Cossypha heuglini (White-browed robin-chat, Heuglins robin) 

Heuglinse janfrederik [Afrikaans]; Tepa [Kwangali]; Witbrauw-lawaaimaker [Dutch]; Cossyphe de Heuglin [French]; Weißbrauenrötel [German]; Cossifa de Heuglin [Portuguese]

Life > Eukaryotes > Opisthokonta > Metazoa (animals) > Bilateria > Deuterostomia > Chordata > Craniata > Vertebrata (vertebrates)  > Gnathostomata (jawed vertebrates) > Teleostomi (teleost fish) > Osteichthyes (bony fish) > Class: Sarcopterygii (lobe-finned fish) > Stegocephalia (terrestrial vertebrates) > Tetrapoda (four-legged vertebrates) > Reptiliomorpha > Amniota > Reptilia (reptiles) > Romeriida > Diapsida > Archosauromorpha > Archosauria > Dinosauria (dinosaurs) > Saurischia > Theropoda (bipedal predatory dinosaurs) > Coelurosauria > Maniraptora >Aves (birds) > Order: Passeriformes > Family: Muscicapidae > Genus: Cossypha

Cossypha heuglini (White-browed robin-chat, Heuglins robin) Cossypha heuglini (White-browed robin-chat, Heuglins robin) Cossypha heuglini (White-browed robin-chat, Heuglins robin) 

White-browed robin-chat. [photo Mike Grimes ©]

White-browed robin-chat, Caprivi Strip, Namibia. [photo Stephen Davis ©]

Distribution and habitat

Occurs from Chad and Sudan through southern DRC, Tanzania, Angola and Zambia to southern Africa. Here it is common from the north-eastern corner of South Africa to Zimbabwe, Mozambique and northern Namibia and Botswana. It generally prefers riverine forest with patchy canopy and dense evergreen thickets, shady trees and shrubs along lakesides and Acacia woodland on flood plains. It may also occupy thickets on the border of an open habitat, suburban parks and gardens.

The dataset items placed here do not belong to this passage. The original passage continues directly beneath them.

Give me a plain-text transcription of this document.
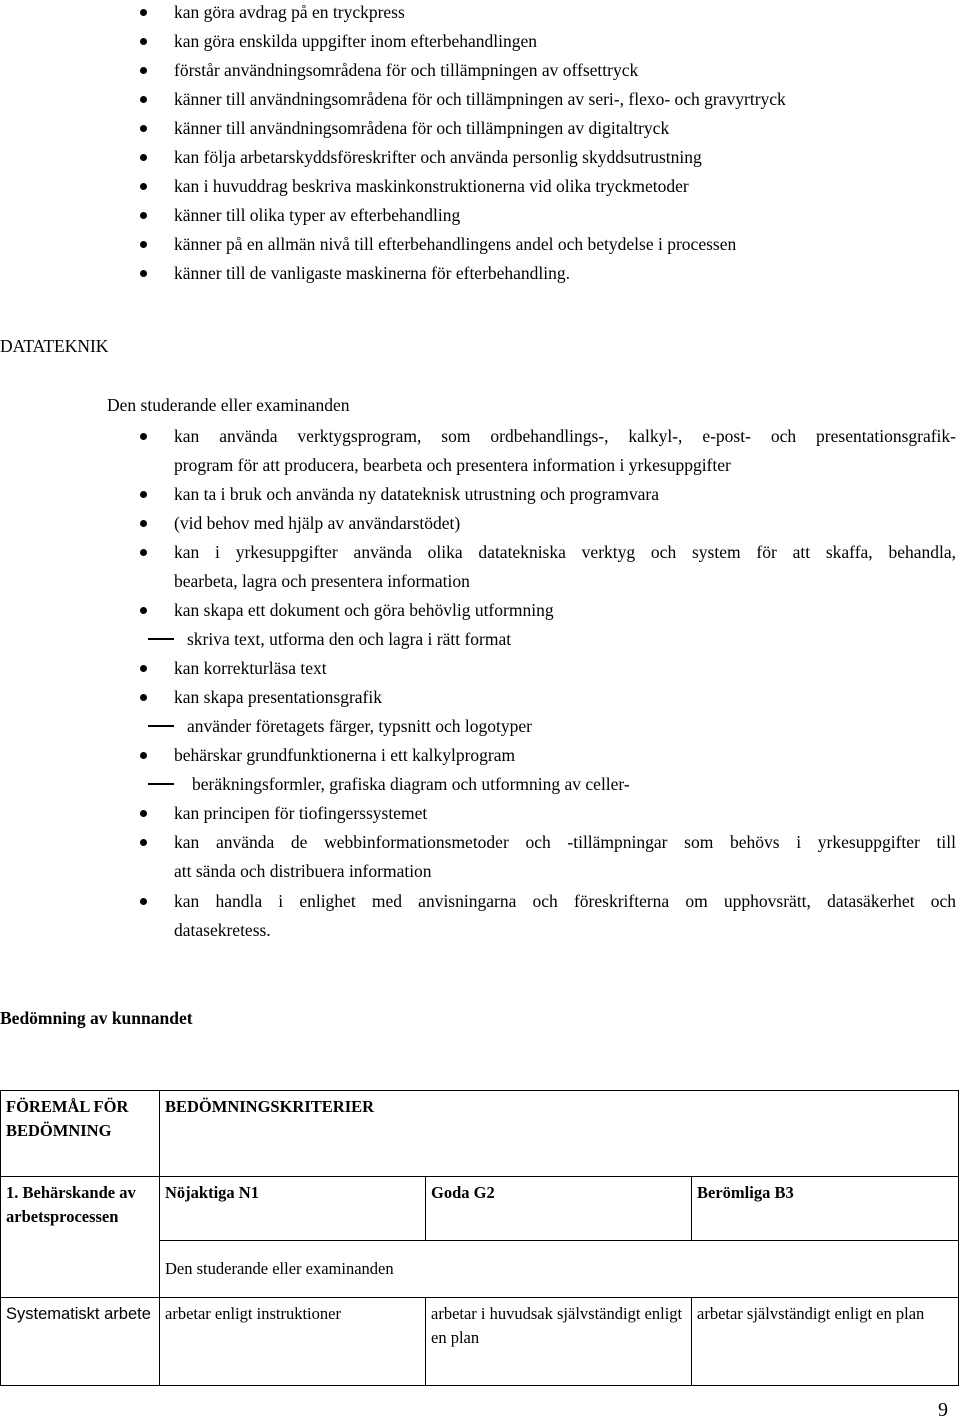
kan göra avdrag på en tryckpress
kan göra enskilda uppgifter inom efterbehandlingen
förstår användningsområdena för och tillämpningen av offsettryck
känner till användningsområdena för och tillämpningen av seri-, flexo- och gravyrtryck
känner till användningsområdena för och tillämpningen av digitaltryck
kan följa arbetarskyddsföreskrifter och använda personlig skyddsutrustning
kan i huvuddrag beskriva maskinkonstruktionerna vid olika tryckmetoder
känner till olika typer av efterbehandling
känner på en allmän nivå till efterbehandlingens andel och betydelse i processen
känner till de vanligaste maskinerna för efterbehandling.
DATATEKNIK
Den studerande eller examinanden
kan använda verktygsprogram, som ordbehandlings-, kalkyl-, e-post- och presentationsgrafik-
program för att producera, bearbeta och presentera information i yrkesuppgifter
kan ta i bruk och använda ny datateknisk utrustning och programvara
(vid behov med hjälp av användarstödet)
kan i yrkesuppgifter använda olika datatekniska verktyg och system för att skaffa, behandla,
bearbeta, lagra och presentera information
kan skapa ett dokument och göra behövlig utformning
skriva text, utforma den och lagra i rätt format
kan korrekturläsa text
kan skapa presentationsgrafik
använder företagets färger, typsnitt och logotyper
behärskar grundfunktionerna i ett kalkylprogram
beräkningsformler, grafiska diagram och utformning av celler-
kan principen för tiofingerssystemet
kan använda de webbinformationsmetoder och -tillämpningar som behövs i yrkesuppgifter till
att sända och distribuera information
kan handla i enlighet med anvisningarna och föreskrifterna om upphovsrätt, datasäkerhet och
datasekretess.
Bedömning av kunnandet
FÖREMÅL FÖR BEDÖMNING	BEDÖMNINGSKRITERIER		
1. Behärskande av arbetsprocessen	Nöjaktiga N1	Goda G2	Berömliga B3
	Den studerande eller examinanden		
Systematiskt arbete	arbetar enligt instruktioner	arbetar i huvudsak självständigt enligt en plan	arbetar självständigt enligt en plan
9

Distribution of White-browed robin-chat in southern Africa, based on statistical smoothing of the records from first SA Bird Atlas Project (© Animal Demography unit, University of Cape Town; smoothing by Birgit Erni and Francesca Little). Colours range from dark blue (most common) through to yellow (least common). See here for the latest distribution from the SABAP2.  

Brood parasites

It has been recorded as host of the Red-chested cuckoo.

Food 

It mainly eats insects, doing most of its foraging on the ground, flicking through leaf litter in search of prey and occasionally gleaning food from foliage and tree trunks. The following food items have been recorded in its diet:

Breeding

  • The nest is an open cup, the materials of which vary depending on the habitat it is built in. It is most commonly built of dead leaves and twigs and lined with rootlets, leaf midribs or very fine twigs. It is typically placed in a hollow in a tree trunk, branches of a shrub or among roots under the overhang of a riverbank.
  • Egg-laying season is from August-January, peaking during November.
  • It lays 2-3 eggs, which are incubated solely by the female for about 14-17 days.
  • The chicks are fed by both parents, leaving the nest after about 13-17 days, after which point they conceal themselves in the undergrowth. They become fully capable of sustaining themselves about 4 weeks after fledging.

Threats

Not threatened.

References

  • Hockey PAR, Dean WRJ and Ryan PG 2005. Roberts - Birds of southern Africa, VIIth ed. The Trustees of the John Voelcker Bird Book Fund, Cape Town.